Origins is a simple side-scrolling platformer, but it properly introduces players to the intricacies of the game with expert pacing. After completing each new world, Rayman and friends gain abilities like running up walls, hovering, swimming underwater, and so on. Even kids and nongamers can pick up a controller and get how to play. Best of all, because each level offers so much to collect, players can return to earlier levels and 100-percent complete them with a second runthrough, or attempt a timed speed run.
And even as a side-scroller, there’s nothing simple about Origins’ artistry, mechanics, and general gameplay. Every level’s filled with hidden treasures, secret passageways, colorful backdrops, and always an opportunity for tomfoolery. The miniscule plot serves as a warning to newcomers: Do not take this game seriously. After all, who can consider obnoxious snoring as the cause of all Rayman and co.’s problems as a serious motif?
Fun—and a general good time—is all that Origins is about. Alone, the game’s similar to Mario entries when it comes to gameplay and mechanics, though it’s faster-paced and offers the ability to attack enemies. Larger levels, more worlds, and a bigger overall purpose (to collect as many Electoons as possible) makes Origins a more exciting game than Mario titles if you’re going it alone. This is platforming at its finest; it’s never so frustrating that you’ll want to throw the controller and never so tiring that you want to stop—and it’s never, ever too serious.
Playing with friends is an entirely different experience. Two players may go slap-happy, three’s a race to the finish, and with four, it’s a constant struggle to move forward. It’s just too much fun to screw around—oftentimes even more fun than actually progressing through the game. Special levels, such as treasure races and flying levels, are especially creative and a absolute blast to play through.
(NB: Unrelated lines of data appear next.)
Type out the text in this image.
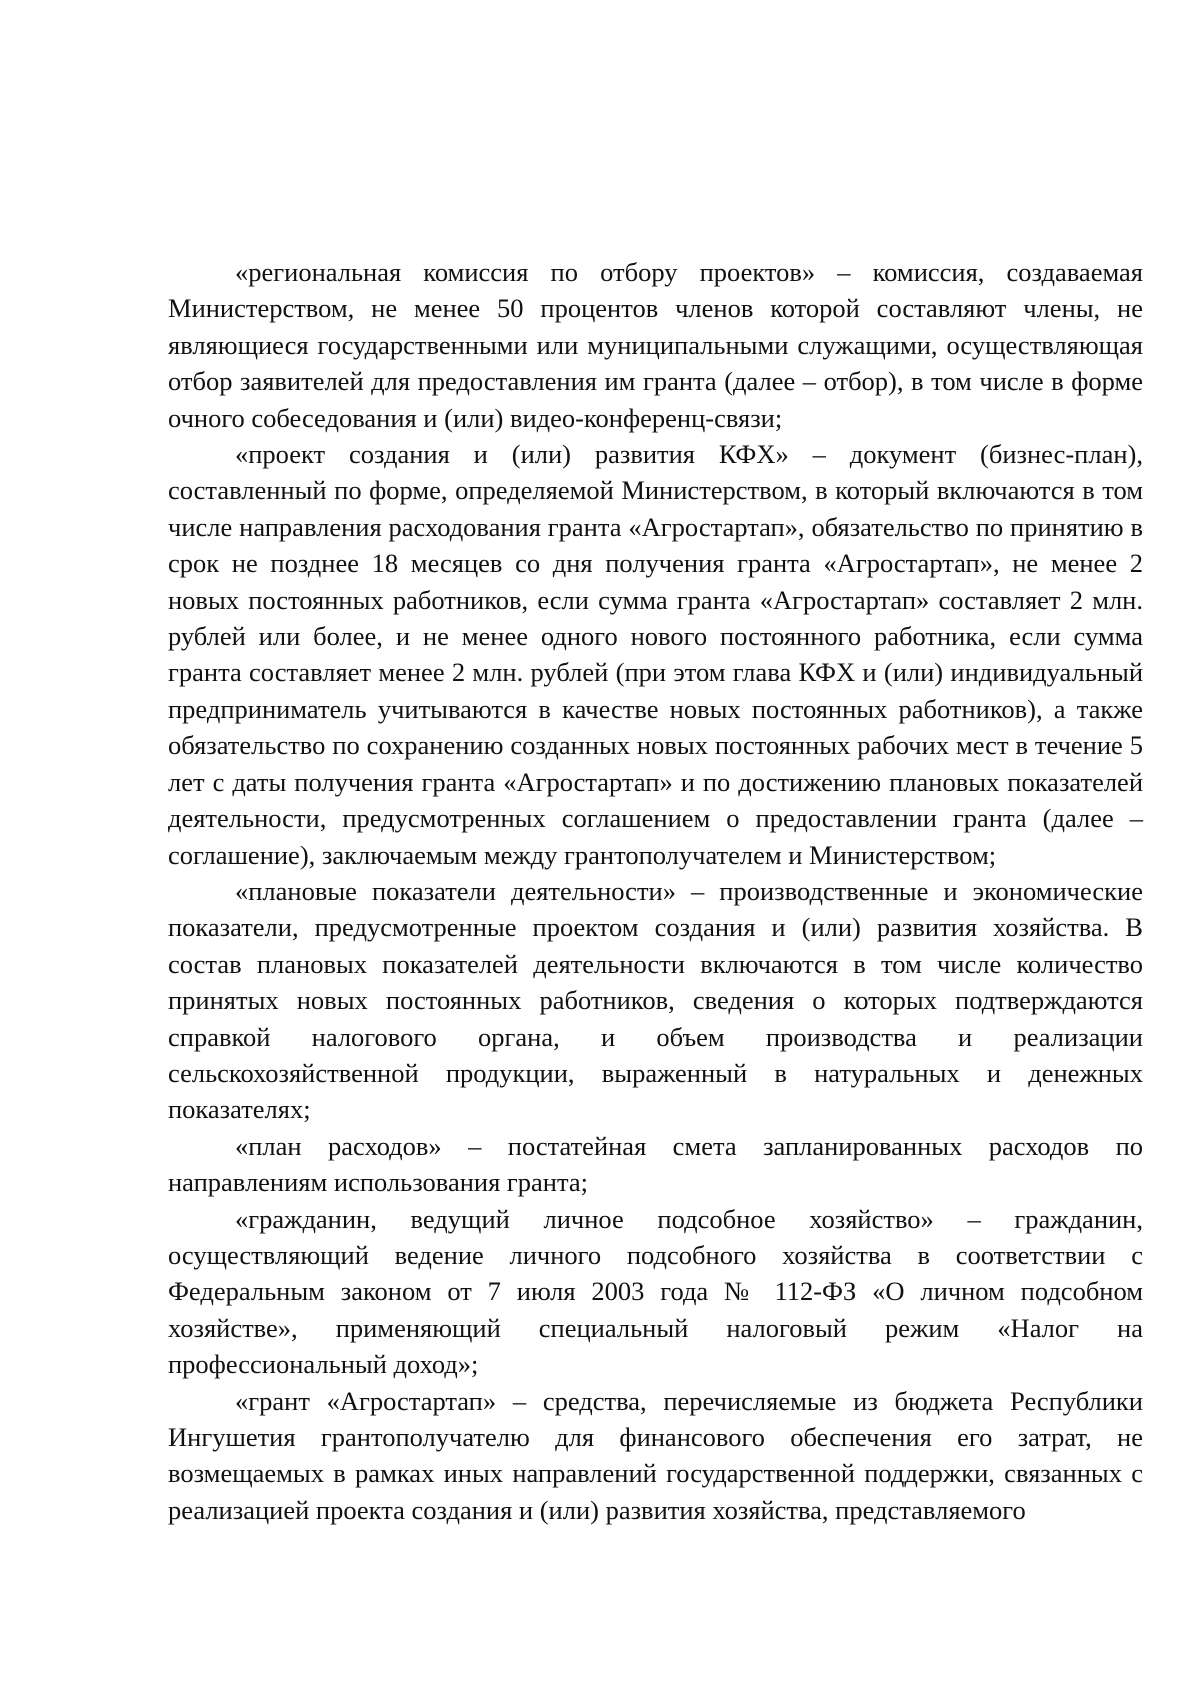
«региональная комиссия по отбору проектов» – комиссия, создаваемая Министерством, не менее 50 процентов членов которой составляют члены, не являющиеся государственными или муниципальными служащими, осуществляющая отбор заявителей для предоставления им гранта (далее – отбор), в том числе в форме очного собеседования и (или) видео-конференц-связи;

«проект создания и (или) развития КФХ» – документ (бизнес-план), составленный по форме, определяемой Министерством, в который включаются в том числе направления расходования гранта «Агростартап», обязательство по принятию в срок не позднее 18 месяцев со дня получения гранта «Агростартап», не менее 2 новых постоянных работников, если сумма гранта «Агростартап» составляет 2 млн. рублей или более, и не менее одного нового постоянного работника, если сумма гранта составляет менее 2 млн. рублей (при этом глава КФХ и (или) индивидуальный предприниматель учитываются в качестве новых постоянных работников), а также обязательство по сохранению созданных новых постоянных рабочих мест в течение 5 лет с даты получения гранта «Агростартап» и по достижению плановых показателей деятельности, предусмотренных соглашением о предоставлении гранта (далее – соглашение), заключаемым между грантополучателем и Министерством;

«плановые показатели деятельности» – производственные и экономические показатели, предусмотренные проектом создания и (или) развития хозяйства. В состав плановых показателей деятельности включаются в том числе количество принятых новых постоянных работников, сведения о которых подтверждаются справкой налогового органа, и объем производства и реализации сельскохозяйственной продукции, выраженный в натуральных и денежных показателях;

«план расходов» – постатейная смета запланированных расходов по направлениям использования гранта;

«гражданин, ведущий личное подсобное хозяйство» – гражданин, осуществляющий ведение личного подсобного хозяйства в соответствии с Федеральным законом от 7 июля 2003 года № 112-ФЗ «О личном подсобном хозяйстве», применяющий специальный налоговый режим «Налог на профессиональный доход»;

«грант «Агростартап» – средства, перечисляемые из бюджета Республики Ингушетия грантополучателю для финансового обеспечения его затрат, не возмещаемых в рамках иных направлений государственной поддержки, связанных с реализацией проекта создания и (или) развития хозяйства, представляемого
Origins’ artistry is also incredible, a real testament to how games should look if they aren’t pushing the boundaries in a technical aspect. The game’s not texture-heavy like Marvel vs. Capcom 3 or Okami, instead opting for very clean, colorful, and clear settings and in-game objects. Certain levels do an amazing job of showing off the artwork, such as underwater levels with hundreds of fish swimming about, or levels on high with deranged fowl flapping around unhappily. I can only hope that the artwork isn’t lost on players who are having too much fun just playing the game, though.
The musical score matches the game’s carefree attitude—it’s lighthearted on simple, more barren levels, while dropping a few octaves for more challenging areas and bosses. The sound and music is, like the graphical design, very clean and meshes perfectly with every level and situation.
Rayman: Origins may appear to be just another kids’ game, but don’t pass it over just because it doesn’t have that blockbuster name. This is one of the few games that’s fun for adults and kids alike—and together.
SUMMARY: The best-darned platformer you’ll play all year.
- THE GOOD: Pitch-perfect solo and cooperative gameplay, excellent artwork and score
- THE BAD: No online play will rub some the wrong way
- THE UGLY: It’s competing with, like, 20 games
Rayman: Origins is available on Xbox 360, PlayStation 3, and Nintendo Wii. Primary version reviewed was on the Xbox 360.